Comment by HarHarVeryFunny

Comment by HarHarVeryFunny a day ago

2 replies

> It seems to me that in 2016 people did (have to) play a lot more tricks with the backpropagation than today

Perhaps, but maybe because there was more experimentation with different neural net architectures and nodes/layers back then?

Nowadays the training problems are better understood, clipping is supported by the frameworks, and it's easy to find training examples online with clipping enabled.

The problem itself didn't actually go away. ReLU (or GELU) is still the default activation for most networks, and training an LLM is apparently something of a black art. Hugging Face just released their "Smol Training Playbook: a distillation of hard earned knowledge to share exactly what it takes to train SOTA LLMs", so evidentially even in 2025 training isn't exactly a turn-key affair.

joe_the_user a day ago

I wonder if its just about the important neural nets now being trained by large, secretive corporations that aren't interested in sharing their knowledge.

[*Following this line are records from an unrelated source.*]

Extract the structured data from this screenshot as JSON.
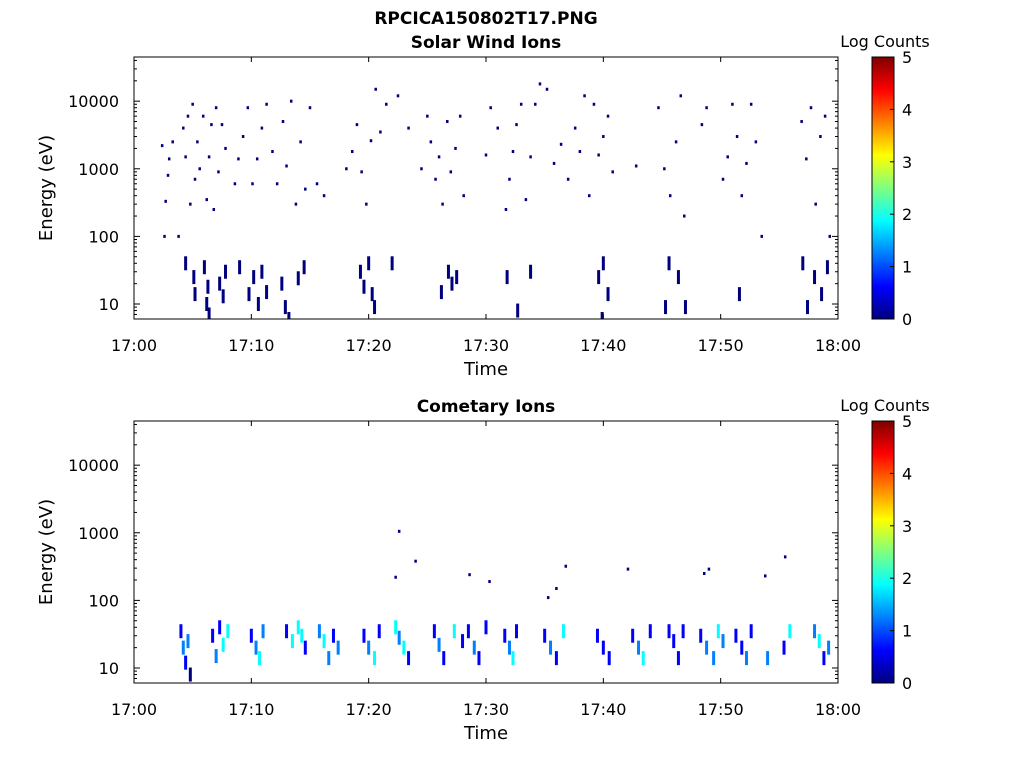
{
  "figure": {
    "title": "RPCICA150802T17.PNG"
  },
  "colors": {
    "colormap": [
      "#00007f",
      "#0000ff",
      "#007fff",
      "#00ffff",
      "#7fff7f",
      "#ffff00",
      "#ff7f00",
      "#ff0000",
      "#7f0000"
    ],
    "axis": "#000000",
    "background": "#ffffff"
  },
  "chart_data": [
    {
      "type": "heatmap",
      "title": "Solar Wind Ions",
      "xlabel": "Time",
      "ylabel": "Energy (eV)",
      "yscale": "log",
      "ylim": [
        6,
        45000
      ],
      "xlim": [
        "17:00",
        "18:00"
      ],
      "xticks": [
        "17:00",
        "17:10",
        "17:20",
        "17:30",
        "17:40",
        "17:50",
        "18:00"
      ],
      "yticks": [
        "10",
        "100",
        "1000",
        "10000"
      ],
      "colorbar": {
        "label": "Log Counts",
        "range": [
          0,
          5
        ],
        "ticks": [
          "0",
          "1",
          "2",
          "3",
          "4",
          "5"
        ]
      },
      "bursts_minutes": [
        5,
        10,
        13,
        19,
        26,
        33,
        40,
        46,
        52,
        58
      ],
      "points": [
        [
          2.4,
          2200,
          0.1
        ],
        [
          2.6,
          100,
          0.1
        ],
        [
          2.7,
          330,
          0.1
        ],
        [
          2.9,
          800,
          0.1
        ],
        [
          3.0,
          1400,
          0.1
        ],
        [
          3.3,
          2500,
          0.1
        ],
        [
          3.8,
          100,
          0.1
        ],
        [
          4.2,
          4000,
          0.1
        ],
        [
          4.4,
          1500,
          0.1
        ],
        [
          4.6,
          6000,
          0.1
        ],
        [
          4.8,
          300,
          0.1
        ],
        [
          5.0,
          9000,
          0.1
        ],
        [
          5.2,
          700,
          0.1
        ],
        [
          5.4,
          2500,
          0.1
        ],
        [
          5.6,
          1000,
          0.1
        ],
        [
          5.9,
          6000,
          0.1
        ],
        [
          6.2,
          350,
          0.1
        ],
        [
          6.4,
          1500,
          0.1
        ],
        [
          6.6,
          4500,
          0.1
        ],
        [
          6.8,
          250,
          0.1
        ],
        [
          7.0,
          8000,
          0.1
        ],
        [
          7.2,
          900,
          0.1
        ],
        [
          7.5,
          4500,
          0.1
        ],
        [
          7.8,
          2000,
          0.1
        ],
        [
          8.6,
          600,
          0.1
        ],
        [
          8.9,
          1400,
          0.1
        ],
        [
          9.3,
          3000,
          0.1
        ],
        [
          9.7,
          8000,
          0.1
        ],
        [
          10.1,
          600,
          0.1
        ],
        [
          10.5,
          1400,
          0.1
        ],
        [
          10.9,
          4000,
          0.1
        ],
        [
          11.3,
          9000,
          0.1
        ],
        [
          11.8,
          1800,
          0.1
        ],
        [
          12.2,
          600,
          0.1
        ],
        [
          12.7,
          5000,
          0.1
        ],
        [
          13.0,
          1100,
          0.1
        ],
        [
          13.4,
          10000,
          0.1
        ],
        [
          13.8,
          300,
          0.1
        ],
        [
          14.2,
          2500,
          0.1
        ],
        [
          14.6,
          500,
          0.1
        ],
        [
          15.0,
          8000,
          0.1
        ],
        [
          15.6,
          600,
          0.1
        ],
        [
          16.2,
          400,
          0.1
        ],
        [
          18.1,
          1000,
          0.1
        ],
        [
          18.6,
          1800,
          0.1
        ],
        [
          19.0,
          4500,
          0.1
        ],
        [
          19.4,
          900,
          0.1
        ],
        [
          19.8,
          300,
          0.1
        ],
        [
          20.2,
          2600,
          0.1
        ],
        [
          20.6,
          15000,
          0.1
        ],
        [
          21.0,
          3500,
          0.1
        ],
        [
          21.5,
          9000,
          0.1
        ],
        [
          22.5,
          12000,
          0.1
        ],
        [
          23.4,
          4000,
          0.1
        ],
        [
          24.5,
          1000,
          0.1
        ],
        [
          25.0,
          6000,
          0.1
        ],
        [
          25.3,
          2500,
          0.1
        ],
        [
          25.7,
          700,
          0.1
        ],
        [
          26.0,
          1500,
          0.1
        ],
        [
          26.3,
          300,
          0.1
        ],
        [
          26.7,
          5000,
          0.1
        ],
        [
          27.0,
          900,
          0.1
        ],
        [
          27.4,
          2000,
          0.1
        ],
        [
          27.8,
          6000,
          0.1
        ],
        [
          28.1,
          400,
          0.1
        ],
        [
          30.0,
          1600,
          0.1
        ],
        [
          30.4,
          8000,
          0.1
        ],
        [
          31.0,
          4000,
          0.1
        ],
        [
          31.7,
          250,
          0.1
        ],
        [
          32.0,
          700,
          0.1
        ],
        [
          32.3,
          1800,
          0.1
        ],
        [
          32.6,
          4500,
          0.1
        ],
        [
          33.0,
          9000,
          0.1
        ],
        [
          33.4,
          350,
          0.1
        ],
        [
          33.8,
          1500,
          0.1
        ],
        [
          34.2,
          9000,
          0.1
        ],
        [
          34.6,
          18000,
          0.1
        ],
        [
          35.2,
          15000,
          0.1
        ],
        [
          35.8,
          1200,
          0.1
        ],
        [
          36.4,
          2300,
          0.1
        ],
        [
          37.0,
          700,
          0.1
        ],
        [
          37.6,
          4000,
          0.1
        ],
        [
          38.0,
          1800,
          0.1
        ],
        [
          38.4,
          12000,
          0.1
        ],
        [
          38.8,
          400,
          0.1
        ],
        [
          39.2,
          9000,
          0.1
        ],
        [
          39.6,
          1600,
          0.1
        ],
        [
          40.0,
          3000,
          0.1
        ],
        [
          40.4,
          6000,
          0.1
        ],
        [
          40.8,
          900,
          0.1
        ],
        [
          42.8,
          1100,
          0.1
        ],
        [
          44.7,
          8000,
          0.1
        ],
        [
          45.2,
          1000,
          0.1
        ],
        [
          45.7,
          400,
          0.1
        ],
        [
          46.2,
          2500,
          0.1
        ],
        [
          46.6,
          12000,
          0.1
        ],
        [
          46.9,
          200,
          0.1
        ],
        [
          48.4,
          4500,
          0.1
        ],
        [
          48.8,
          8000,
          0.1
        ],
        [
          50.2,
          700,
          0.1
        ],
        [
          50.6,
          1500,
          0.1
        ],
        [
          51.0,
          9000,
          0.1
        ],
        [
          51.4,
          3000,
          0.1
        ],
        [
          51.8,
          400,
          0.1
        ],
        [
          52.2,
          1200,
          0.1
        ],
        [
          52.6,
          9000,
          0.1
        ],
        [
          53.0,
          2500,
          0.1
        ],
        [
          53.5,
          100,
          0.1
        ],
        [
          56.9,
          5000,
          0.1
        ],
        [
          57.3,
          1400,
          0.1
        ],
        [
          57.7,
          8000,
          0.1
        ],
        [
          58.1,
          300,
          0.1
        ],
        [
          58.5,
          3000,
          0.1
        ],
        [
          58.9,
          6000,
          0.1
        ],
        [
          59.3,
          100,
          0.1
        ],
        [
          4.4,
          40,
          0.1
        ],
        [
          5.1,
          25,
          0.2
        ],
        [
          5.2,
          14,
          0.2
        ],
        [
          6.0,
          35,
          0.2
        ],
        [
          6.2,
          10,
          0.2
        ],
        [
          6.3,
          18,
          0.2
        ],
        [
          6.4,
          7,
          0.2
        ],
        [
          7.3,
          20,
          0.2
        ],
        [
          7.6,
          13,
          0.2
        ],
        [
          7.8,
          30,
          0.2
        ],
        [
          9.0,
          35,
          0.2
        ],
        [
          9.8,
          14,
          0.2
        ],
        [
          10.2,
          25,
          0.2
        ],
        [
          10.6,
          10,
          0.2
        ],
        [
          10.9,
          30,
          0.2
        ],
        [
          11.3,
          15,
          0.2
        ],
        [
          12.6,
          20,
          0.2
        ],
        [
          12.9,
          9,
          0.2
        ],
        [
          13.2,
          6,
          0.2
        ],
        [
          14.0,
          24,
          0.2
        ],
        [
          14.5,
          35,
          0.2
        ],
        [
          19.3,
          30,
          0.2
        ],
        [
          19.6,
          18,
          0.2
        ],
        [
          20.0,
          40,
          0.2
        ],
        [
          20.3,
          14,
          0.2
        ],
        [
          20.5,
          9,
          0.2
        ],
        [
          22.0,
          40,
          0.2
        ],
        [
          26.2,
          15,
          0.2
        ],
        [
          26.8,
          30,
          0.2
        ],
        [
          27.1,
          20,
          0.2
        ],
        [
          27.5,
          25,
          0.2
        ],
        [
          31.8,
          25,
          0.2
        ],
        [
          32.7,
          8,
          0.2
        ],
        [
          33.8,
          30,
          0.2
        ],
        [
          39.6,
          25,
          0.2
        ],
        [
          40.0,
          40,
          0.2
        ],
        [
          40.4,
          14,
          0.2
        ],
        [
          39.9,
          6,
          0.2
        ],
        [
          45.3,
          9,
          0.2
        ],
        [
          45.6,
          40,
          0.2
        ],
        [
          46.4,
          25,
          0.2
        ],
        [
          47.0,
          9,
          0.2
        ],
        [
          51.6,
          14,
          0.2
        ],
        [
          57.0,
          40,
          0.2
        ],
        [
          57.4,
          9,
          0.2
        ],
        [
          58.0,
          25,
          0.2
        ],
        [
          58.6,
          14,
          0.2
        ],
        [
          59.1,
          35,
          0.2
        ]
      ]
    },
    {
      "type": "heatmap",
      "title": "Cometary Ions",
      "xlabel": "Time",
      "ylabel": "Energy (eV)",
      "yscale": "log",
      "ylim": [
        6,
        45000
      ],
      "xlim": [
        "17:00",
        "18:00"
      ],
      "xticks": [
        "17:00",
        "17:10",
        "17:20",
        "17:30",
        "17:40",
        "17:50",
        "18:00"
      ],
      "yticks": [
        "10",
        "100",
        "1000",
        "10000"
      ],
      "colorbar": {
        "label": "Log Counts",
        "range": [
          0,
          5
        ],
        "ticks": [
          "0",
          "1",
          "2",
          "3",
          "4",
          "5"
        ]
      },
      "points": [
        [
          22.3,
          220,
          0.2
        ],
        [
          22.6,
          1050,
          0.2
        ],
        [
          24.0,
          380,
          0.2
        ],
        [
          28.6,
          240,
          0.2
        ],
        [
          30.3,
          190,
          0.2
        ],
        [
          35.3,
          110,
          0.2
        ],
        [
          36.0,
          150,
          0.2
        ],
        [
          36.8,
          320,
          0.2
        ],
        [
          42.1,
          290,
          0.2
        ],
        [
          48.6,
          250,
          0.2
        ],
        [
          49.0,
          290,
          0.2
        ],
        [
          53.8,
          230,
          0.2
        ],
        [
          55.5,
          440,
          0.2
        ],
        [
          4.0,
          35,
          0.6
        ],
        [
          4.2,
          20,
          1.0
        ],
        [
          4.4,
          12,
          0.8
        ],
        [
          4.6,
          25,
          1.3
        ],
        [
          4.8,
          8,
          0.2
        ],
        [
          6.7,
          30,
          0.6
        ],
        [
          7.0,
          15,
          1.0
        ],
        [
          7.3,
          40,
          0.8
        ],
        [
          7.6,
          22,
          1.6
        ],
        [
          8.0,
          35,
          1.8
        ],
        [
          10.0,
          30,
          0.7
        ],
        [
          10.4,
          20,
          1.4
        ],
        [
          10.7,
          14,
          1.8
        ],
        [
          11.0,
          35,
          1.2
        ],
        [
          13.0,
          35,
          0.9
        ],
        [
          13.5,
          25,
          1.6
        ],
        [
          14.0,
          40,
          1.9
        ],
        [
          14.3,
          30,
          2.0
        ],
        [
          14.6,
          20,
          0.8
        ],
        [
          15.8,
          35,
          1.0
        ],
        [
          16.2,
          25,
          1.8
        ],
        [
          16.6,
          14,
          1.5
        ],
        [
          17.0,
          30,
          0.7
        ],
        [
          17.4,
          20,
          1.2
        ],
        [
          19.6,
          30,
          0.8
        ],
        [
          20.0,
          20,
          1.4
        ],
        [
          20.5,
          14,
          1.9
        ],
        [
          20.9,
          35,
          0.9
        ],
        [
          22.3,
          40,
          1.9
        ],
        [
          22.6,
          28,
          1.5
        ],
        [
          23.0,
          20,
          2.0
        ],
        [
          23.4,
          14,
          0.8
        ],
        [
          25.6,
          35,
          0.7
        ],
        [
          26.0,
          22,
          1.0
        ],
        [
          26.4,
          14,
          0.6
        ],
        [
          27.3,
          35,
          1.8
        ],
        [
          28.0,
          25,
          0.6
        ],
        [
          28.5,
          35,
          0.8
        ],
        [
          29.0,
          20,
          1.2
        ],
        [
          29.4,
          14,
          0.7
        ],
        [
          30.0,
          40,
          0.9
        ],
        [
          31.6,
          30,
          0.8
        ],
        [
          32.0,
          20,
          1.4
        ],
        [
          32.3,
          14,
          1.6
        ],
        [
          32.6,
          35,
          0.7
        ],
        [
          35.0,
          30,
          0.8
        ],
        [
          35.5,
          20,
          1.0
        ],
        [
          36.0,
          14,
          0.7
        ],
        [
          36.6,
          35,
          1.8
        ],
        [
          39.5,
          30,
          0.8
        ],
        [
          40.0,
          20,
          0.7
        ],
        [
          40.5,
          14,
          0.6
        ],
        [
          42.5,
          30,
          0.8
        ],
        [
          43.0,
          20,
          1.0
        ],
        [
          43.4,
          14,
          1.6
        ],
        [
          44.0,
          35,
          0.7
        ],
        [
          45.6,
          35,
          0.8
        ],
        [
          46.0,
          25,
          0.9
        ],
        [
          46.4,
          14,
          0.7
        ],
        [
          46.8,
          35,
          0.8
        ],
        [
          48.3,
          30,
          0.7
        ],
        [
          48.8,
          20,
          1.2
        ],
        [
          49.4,
          14,
          1.4
        ],
        [
          49.8,
          35,
          2.0
        ],
        [
          50.2,
          25,
          1.2
        ],
        [
          51.3,
          30,
          0.7
        ],
        [
          51.8,
          20,
          0.8
        ],
        [
          52.2,
          14,
          1.0
        ],
        [
          52.6,
          35,
          0.7
        ],
        [
          54.0,
          14,
          1.2
        ],
        [
          55.4,
          20,
          0.8
        ],
        [
          55.9,
          35,
          1.6
        ],
        [
          58.0,
          35,
          1.4
        ],
        [
          58.4,
          25,
          1.8
        ],
        [
          58.8,
          14,
          0.7
        ],
        [
          59.2,
          20,
          1.2
        ]
      ]
    }
  ]
}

  • HarHarVeryFunny 15 hours ago

    I'm sure that's part of it, which is why it's nice to see Hugging Face sharing this, but still it obviously reflects the reality that large LLMs are difficult to train for whatever reasons (maybe more than just gradient issues - I haven't read that HF doc yet).

    For simpler nets, like ResNet, it may just be that modern initialization and training recipes avoid most gradient issues, even though they are otherwise potentially still there.